Data Pribadi Bocor, Kita Bisa Apa?
BPJS dilaporkan akan menguji ulang data pribadi yang diduga bocor. (Foto: Ilustrasi) |
BPJS dilaporkan akan menguji ulang data pribadi yang diduga bocor. (Foto: Ilustrasi) |
Ilustrasi. Gambar pixabay |
BorneoTribun Tekno -- Kementerian Komunikasi dan Informatika (Kominfo) mengatakan pihaknya menduga bocornya data pribadi 279 juta penduduk Indonesia berasal dari data BPJS Kesehatan.
Untuk itu, pihak kementerian akan melakukan investigasi lebih lanjut, termasuk dengan memanggil Direksi BPJS Kesehatan sebagai pengelola data pribadi.
Dikutip dari Reuters, Jumat (21/5), Kominfo mengatakan bahwa data kependudukan tersebut dijual dan sampel datanya melibatkan 100.002 orang, meskipun penjual mengklaim memiliki akses ke data sekitar satu juta orang.
Data tersebut termasuk informasi tentang keluarga dan status pembayaran yang "identik dengan data BPJS Kesehatan", kata juru bicara Kementerian Kominfo Dedy Permadi, Jumat (21/5).
Menurut Dedy dalam situs webnya, dari hasil investigasinya terkait sampel data pribadi yang beredar, Kominfo berhasil menemukan nama akun yang menjual data tersebut.
“Investigasi menemukan bahwa akun bernama Kotz menjual data pribadi di Raid Forums.
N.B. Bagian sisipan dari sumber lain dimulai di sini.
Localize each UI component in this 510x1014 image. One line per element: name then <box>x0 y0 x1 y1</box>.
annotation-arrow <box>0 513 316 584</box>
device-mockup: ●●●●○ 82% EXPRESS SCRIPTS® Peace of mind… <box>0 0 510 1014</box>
Akun Kotz sendiri merupakan pembeli dan penjual data pribadi (reseller),” ujar Dedy.
Pemerintah, katanya, telah melakukan berbagai langkah antisipatif untuk mencegah penyebaran data lebih luas dengan mengajukan pemutusan akses terhadap tautan untuk mengunduh data pribadi tersebut.
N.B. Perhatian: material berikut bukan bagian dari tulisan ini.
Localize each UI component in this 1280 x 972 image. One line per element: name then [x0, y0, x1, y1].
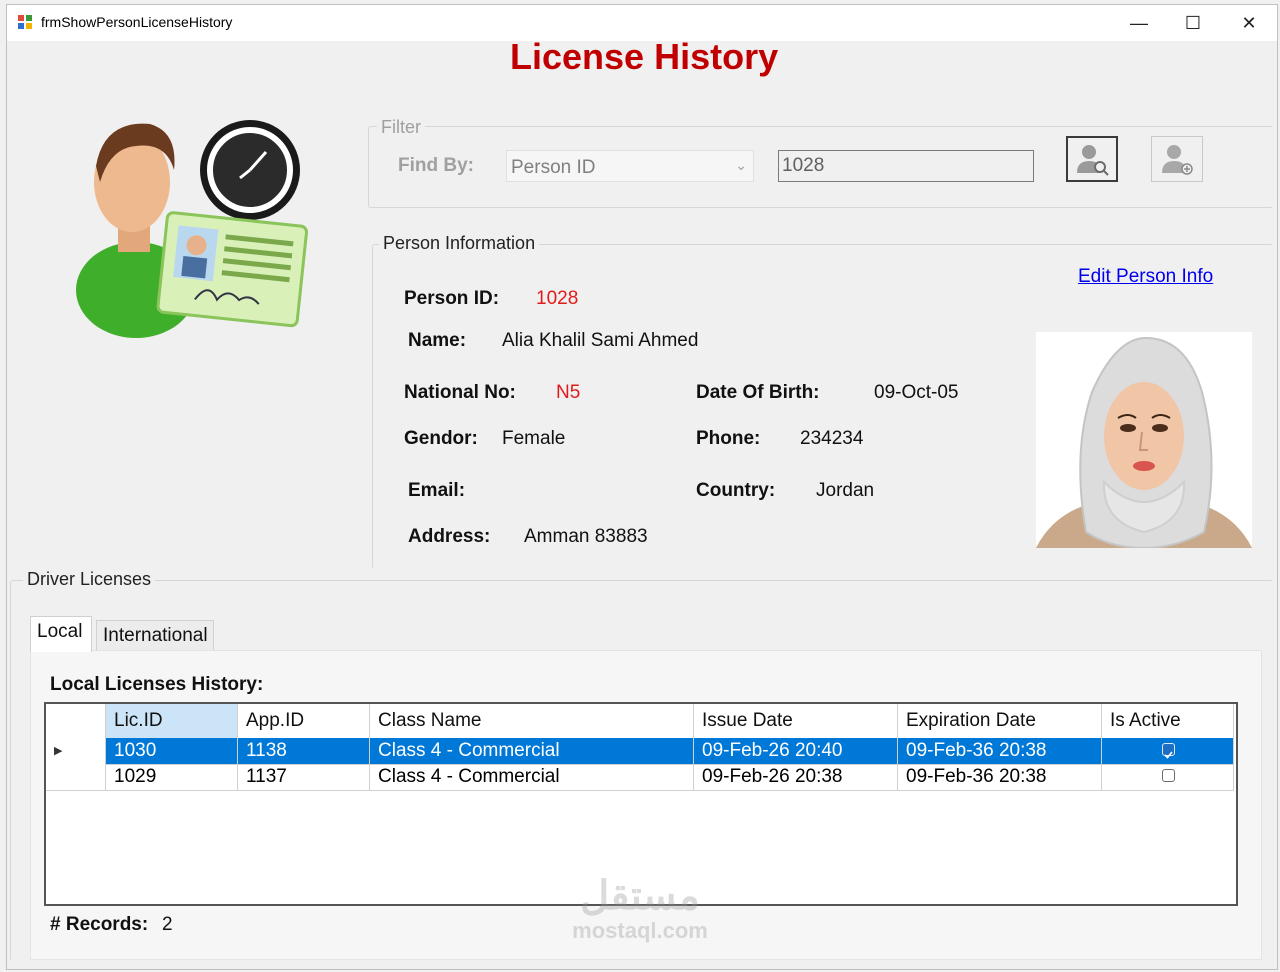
- person-add-icon: [1162, 145, 1193, 175]
- watermark-latin: mostaql.com: [572, 918, 708, 943]
- row-header-cell[interactable]: [46, 764, 106, 790]
- row-pointer-icon: ▶: [54, 745, 63, 757]
- column-header-issue-date[interactable]: Issue Date: [694, 704, 898, 738]
- app-icon: [18, 15, 32, 29]
- name-value: Alia Khalil Sami Ahmed: [502, 330, 699, 351]
- column-header-app-id[interactable]: App.ID: [238, 704, 370, 738]
- tab-local[interactable]: Local: [30, 616, 92, 652]
- person-photo: [1036, 332, 1252, 548]
- watermark-arabic: مستقل: [580, 874, 700, 918]
- dob-label: Date Of Birth:: [696, 382, 820, 403]
- country-label: Country:: [696, 480, 776, 501]
- filter-legend: Filter: [377, 117, 425, 138]
- gender-value: Female: [502, 428, 566, 449]
- close-button[interactable]: ✕: [1221, 5, 1277, 41]
- find-by-label: Find By:: [398, 155, 474, 176]
- grid-header-row: Lic.ID App.ID Class Name Issue Date Expi…: [46, 704, 1234, 739]
- watermark: مستقل mostaql.com: [552, 874, 728, 954]
- minimize-button[interactable]: —: [1111, 5, 1167, 41]
- license-logo-icon: [76, 120, 309, 338]
- email-label: Email:: [408, 480, 466, 501]
- cell-is-active[interactable]: [1102, 738, 1234, 764]
- window-title: frmShowPersonLicenseHistory: [41, 14, 233, 30]
- cell-expiration-date[interactable]: 09-Feb-36 20:38: [898, 764, 1102, 790]
- address-label: Address:: [408, 526, 491, 547]
- person-search-icon: [1077, 145, 1109, 176]
- cell-lic-id[interactable]: 1029: [106, 764, 238, 790]
- national-no-value: N5: [556, 382, 581, 403]
- table-row[interactable]: ▶ 1030 1138 Class 4 - Commercial 09-Feb-…: [46, 738, 1234, 765]
- person-id-value: 1028: [536, 288, 579, 309]
- phone-label: Phone:: [696, 428, 761, 449]
- row-header-cell[interactable]: ▶: [46, 738, 106, 764]
- phone-value: 234234: [800, 428, 864, 449]
- cell-lic-id[interactable]: 1030: [106, 738, 238, 764]
- name-label: Name:: [408, 330, 467, 351]
- edit-person-info-link[interactable]: Edit Person Info: [1078, 266, 1213, 288]
- country-value: Jordan: [816, 480, 875, 501]
- cell-app-id[interactable]: 1137: [238, 764, 370, 790]
- cell-class-name[interactable]: Class 4 - Commercial: [370, 764, 694, 790]
- person-information-legend: Person Information: [379, 233, 540, 254]
- dob-value: 09-Oct-05: [874, 382, 959, 403]
- records-count: 2: [162, 914, 173, 935]
- search-input[interactable]: 1028: [778, 150, 1034, 182]
- is-active-checkbox[interactable]: [1162, 743, 1175, 759]
- person-id-label: Person ID:: [404, 288, 500, 309]
- checkmark-icon: [1164, 751, 1173, 759]
- column-header-expiration-date[interactable]: Expiration Date: [898, 704, 1102, 738]
- cell-class-name[interactable]: Class 4 - Commercial: [370, 738, 694, 764]
- find-by-select[interactable]: Person ID ⌄: [506, 150, 754, 182]
- cell-issue-date[interactable]: 09-Feb-26 20:38: [694, 764, 898, 790]
- records-label: # Records:: [50, 914, 149, 935]
- cell-issue-date[interactable]: 09-Feb-26 20:40: [694, 738, 898, 764]
- gender-label: Gendor:: [404, 428, 478, 449]
- grid-corner-cell: [46, 704, 106, 738]
- find-by-value: Person ID: [511, 157, 596, 178]
- local-licenses-history-title: Local Licenses History:: [50, 674, 264, 695]
- column-header-lic-id[interactable]: Lic.ID: [106, 704, 238, 738]
- cell-app-id[interactable]: 1138: [238, 738, 370, 764]
- column-header-is-active[interactable]: Is Active: [1102, 704, 1234, 738]
- cell-expiration-date[interactable]: 09-Feb-36 20:38: [898, 738, 1102, 764]
- is-active-checkbox[interactable]: [1162, 769, 1175, 782]
- column-header-class-name[interactable]: Class Name: [370, 704, 694, 738]
- address-value: Amman 83883: [524, 526, 648, 547]
- tab-international[interactable]: International: [96, 620, 214, 650]
- page-title: License History: [510, 36, 779, 77]
- table-row[interactable]: 1029 1137 Class 4 - Commercial 09-Feb-26…: [46, 764, 1234, 791]
- maximize-icon: ☐: [1184, 12, 1202, 33]
- maximize-button[interactable]: ☐: [1165, 5, 1221, 41]
- add-person-button[interactable]: [1151, 136, 1203, 182]
- find-person-button[interactable]: [1066, 136, 1118, 182]
- minimize-icon: —: [1130, 12, 1148, 33]
- cell-is-active[interactable]: [1102, 764, 1234, 790]
- driver-licenses-legend: Driver Licenses: [23, 569, 156, 590]
- national-no-label: National No:: [404, 382, 516, 403]
- chevron-down-icon: ⌄: [735, 157, 747, 173]
- close-icon: ✕: [1241, 12, 1257, 33]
Terdapat tiga tautan yang terindetifikasi, yakni bayfiles.com, mega.nz, dan anonfiles.com.
“Sampai saat ini tautan di bayfiles.com dan mega.nz telah dilakukan takedown, sedangkan anonfiles.com masih terus diupayakan untuk pemutusan akses segera,” katanya.
Seorang juru bicara BPJS Kesehatan mengatakan bahwa teknisi sedang bekerja untuk mengungkap penyebab pelanggaran tersebut, sebagaimana dikutip dari Reuters.
Satriyo Wibowo, pakar keamanan siber dan Sekretaris Forum Keamanan Siber Indonesia, mengatakan kebocoran itu bisa menimbulkan banyak kekhawatiran publik.
"Ini adalah data pribadi yang dapat memiliki implikasi sensitif terhadap keamanan dan kenyamanan pemilik," katanya, menambahkan bahwa data tersebut dapat digunakan untuk aplikasi pinjaman online palsu.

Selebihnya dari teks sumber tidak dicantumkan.